The agreement that the government of Israel signed with the Israel Corporation in December 2002 was a bad one.
It is an agreement for a state that has extra money, a state for which $126 million has no significance. To this effect, the treasury's accountant-general, Yaron Zelekha, said: "One has to look at $126 million as 126 million one-dollar bills, one and another and another - then one begins to understand how immense a sum is involved."
The issue began in 1991 when Natan Arad, then-chairman of Israel Oil Refineries Ltd. (ORL), asked the treasury to determine what would happen in 2003, the expiration date for the refineries' franchise. The treasury recorded the request, set up a committee, and did not do a thing.
In 1999, the Ofer family purchased the controlling stake in the Israel Corp., which has a 26-percent holding in the refineries, with the state owning the rest. The Ofer brothers asked then-finance minister Avraham Shohat to find a solution to the problem of the franchise, and Shohat set up a committee headed by accountant-general Nir Gilad.
The parties debated the issue for three years, until December 2002, when an agreement was signed for the franchise to be extended for 50 years. In exchange for the extension, ORL would pay $3-11.6 million (depending on profit levels) per year to the government in franchise fees. Later, another agreement was signed, enabling the Israel Corp. to sell its share in ORL for $126 million.
Now the whole matter is stuck. The government wants to split up the refineries, but Zelekha, who replaced Gilad as accountant-general, says that the Ofer Brothers "do not deserve a single penny." Israel Corp. Chairman Idan Ofer, on the other hand, says that the company deserves the sum "upon which it was agreed and signed - $126 million."
Who is right? As in many similarly complicated cases, the truth is evasive: It exists on both sides. The right solution from the state's point of view would have been to ask the court for a declarative ruling in 1991 to the effect that when the franchise expired (October 2003), ORL's assets would revert to the state - with no compensation whatever to the Israel Corp. - as clearly stated in the original franchise agreement signed 70 years ago. If the court had complied, which it had no reason not to do (the treasury's legal adviser, Yemima Mazouz figures the chances were 99 percent), it would have saved the state coffers $126 million. But when the money is only that of the taxpayers, nothing is urgent.

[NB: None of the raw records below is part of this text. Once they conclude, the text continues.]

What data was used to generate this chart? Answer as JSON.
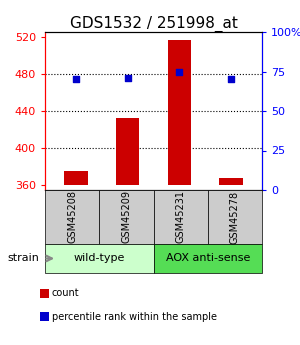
{
  "title": "GDS1532 / 251998_at",
  "samples": [
    "GSM45208",
    "GSM45209",
    "GSM45231",
    "GSM45278"
  ],
  "counts": [
    375,
    432,
    516,
    368
  ],
  "percentiles": [
    70,
    71,
    75,
    70
  ],
  "y_min": 355,
  "y_max": 525,
  "y_ticks_left": [
    360,
    400,
    440,
    480,
    520
  ],
  "y_ticks_right": [
    0,
    25,
    50,
    75,
    100
  ],
  "bar_color": "#cc0000",
  "dot_color": "#0000cc",
  "bar_bottom": 360,
  "groups": [
    {
      "label": "wild-type",
      "samples": [
        0,
        1
      ],
      "color": "#ccffcc"
    },
    {
      "label": "AOX anti-sense",
      "samples": [
        2,
        3
      ],
      "color": "#55dd55"
    }
  ],
  "strain_label": "strain",
  "legend_count_label": "count",
  "legend_pct_label": "percentile rank within the sample",
  "title_fontsize": 11,
  "tick_fontsize": 8,
  "sample_label_fontsize": 7,
  "group_label_fontsize": 8,
  "legend_fontsize": 7
}
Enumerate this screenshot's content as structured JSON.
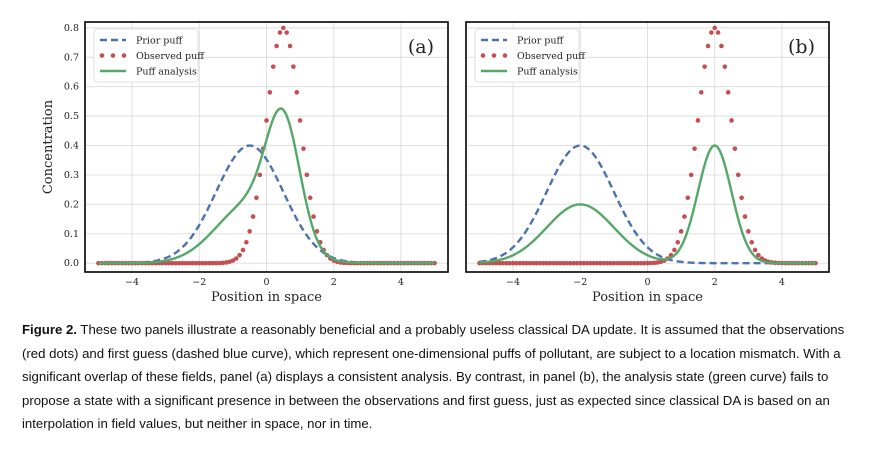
{
  "chart_data": [
    {
      "type": "line",
      "panel_label": "(a)",
      "xlabel": "Position in space",
      "ylabel": "Concentration",
      "xlim": [
        -5.4,
        5.4
      ],
      "ylim": [
        -0.03,
        0.82
      ],
      "xticks": [
        -4,
        -2,
        0,
        2,
        4
      ],
      "yticks": [
        0.0,
        0.1,
        0.2,
        0.3,
        0.4,
        0.5,
        0.6,
        0.7,
        0.8
      ],
      "ytick_labels": [
        "0.0",
        "0.1",
        "0.2",
        "0.3",
        "0.4",
        "0.5",
        "0.6",
        "0.7",
        "0.8"
      ],
      "grid": true,
      "legend_position": "top-left",
      "x_range": [
        -5,
        5
      ],
      "series": [
        {
          "name": "Prior puff",
          "style": "dashed",
          "color": "#4c72b0",
          "gaussian": {
            "amplitude": 0.4,
            "mean": -0.5,
            "sigma": 1.0
          }
        },
        {
          "name": "Observed puff",
          "style": "dotted",
          "color": "#c44e52",
          "gaussian": {
            "amplitude": 0.8,
            "mean": 0.5,
            "sigma": 0.5
          }
        },
        {
          "name": "Puff analysis",
          "style": "solid",
          "color": "#55a868",
          "mixture": [
            {
              "amplitude": 0.2,
              "mean": -0.5,
              "sigma": 1.0
            },
            {
              "amplitude": 0.4,
              "mean": 0.5,
              "sigma": 0.5
            }
          ]
        }
      ]
    },
    {
      "type": "line",
      "panel_label": "(b)",
      "xlabel": "Position in space",
      "ylabel": "",
      "xlim": [
        -5.4,
        5.4
      ],
      "ylim": [
        -0.03,
        0.82
      ],
      "xticks": [
        -4,
        -2,
        0,
        2,
        4
      ],
      "yticks": [],
      "grid": true,
      "legend_position": "top-left",
      "x_range": [
        -5,
        5
      ],
      "series": [
        {
          "name": "Prior puff",
          "style": "dashed",
          "color": "#4c72b0",
          "gaussian": {
            "amplitude": 0.4,
            "mean": -2.0,
            "sigma": 1.0
          }
        },
        {
          "name": "Observed puff",
          "style": "dotted",
          "color": "#c44e52",
          "gaussian": {
            "amplitude": 0.8,
            "mean": 2.0,
            "sigma": 0.5
          }
        },
        {
          "name": "Puff analysis",
          "style": "solid",
          "color": "#55a868",
          "mixture": [
            {
              "amplitude": 0.2,
              "mean": -2.0,
              "sigma": 1.0
            },
            {
              "amplitude": 0.4,
              "mean": 2.0,
              "sigma": 0.5
            }
          ]
        }
      ]
    }
  ],
  "caption": {
    "label": "Figure 2.",
    "text": " These two panels illustrate a reasonably beneficial and a probably useless classical DA update. It is assumed that the observations (red dots) and first guess (dashed blue curve), which represent one-dimensional puffs of pollutant, are subject to a location mismatch. With a significant overlap of these fields, panel (a) displays a consistent analysis. By contrast, in panel (b), the analysis state (green curve) fails to propose a state with a significant presence in between the observations and first guess, just as expected since classical DA is based on an interpolation in field values, but neither in space, nor in time."
  }
}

Israel Corp. CEO Yossi Rosen says that it is illogical for the court to have ruled that all the assets have to revert to the state with no remuneration, because in addition to the 400 dunams (100 acres) ORL received 70 years ago, the company over the years has invested massive sums of money, acquired thousands of dunams of land, and even built a refinery in Ashdod. Therefore, the Israel Corp. is due the $126 million, Rosen concludes.
One also must not forget that in the meantime, a binding agreement has been signed, and as the Israel Corp. lawyer, attorney Ram Caspi, says: "Even if someone feels a bad agreement has been made, the agreement must be honored. Otherwise, we will reach a situation in which the government does not honor agreements which it has signed."
Sammy and Idan Ofer feel hurt by the whole affair. As individuals who have invested in several local factories and are active in social issues, they feel that the media is picturing them as robbers in the ORL affair. Idan is even thinking of moving to a country in which it is no crime to be a businessman, or even rich. One of the state's interests, however, is to keep people like the Ofers in Israel, because there are so few investors knocking on Israel's gates, and without investments and new factories, there is no growth and no employment.
Therefore, when all the interests and the agreement are examined, the logical conclusion is that the matter should be concluded as quickly as possible. A paper prepared by the treasury estimates that if it goes to court and even wins its lawsuit, between now and when a solution is found, with no split and no privatization, the state will incur losses of $120 million. To reduce the damage and conclude the affair, Zelekha, therefore, is proposing $80-90 million in compensation for the Israel Corp. in exchange for 26 percent of ORL.
The Israel Corp. wants the whole $126 million, so the solution is right there - let the parties split the difference. For $100 million, the Ofer family can finish the affair and get out of the headlines. It is not every day that they earn that kind of money.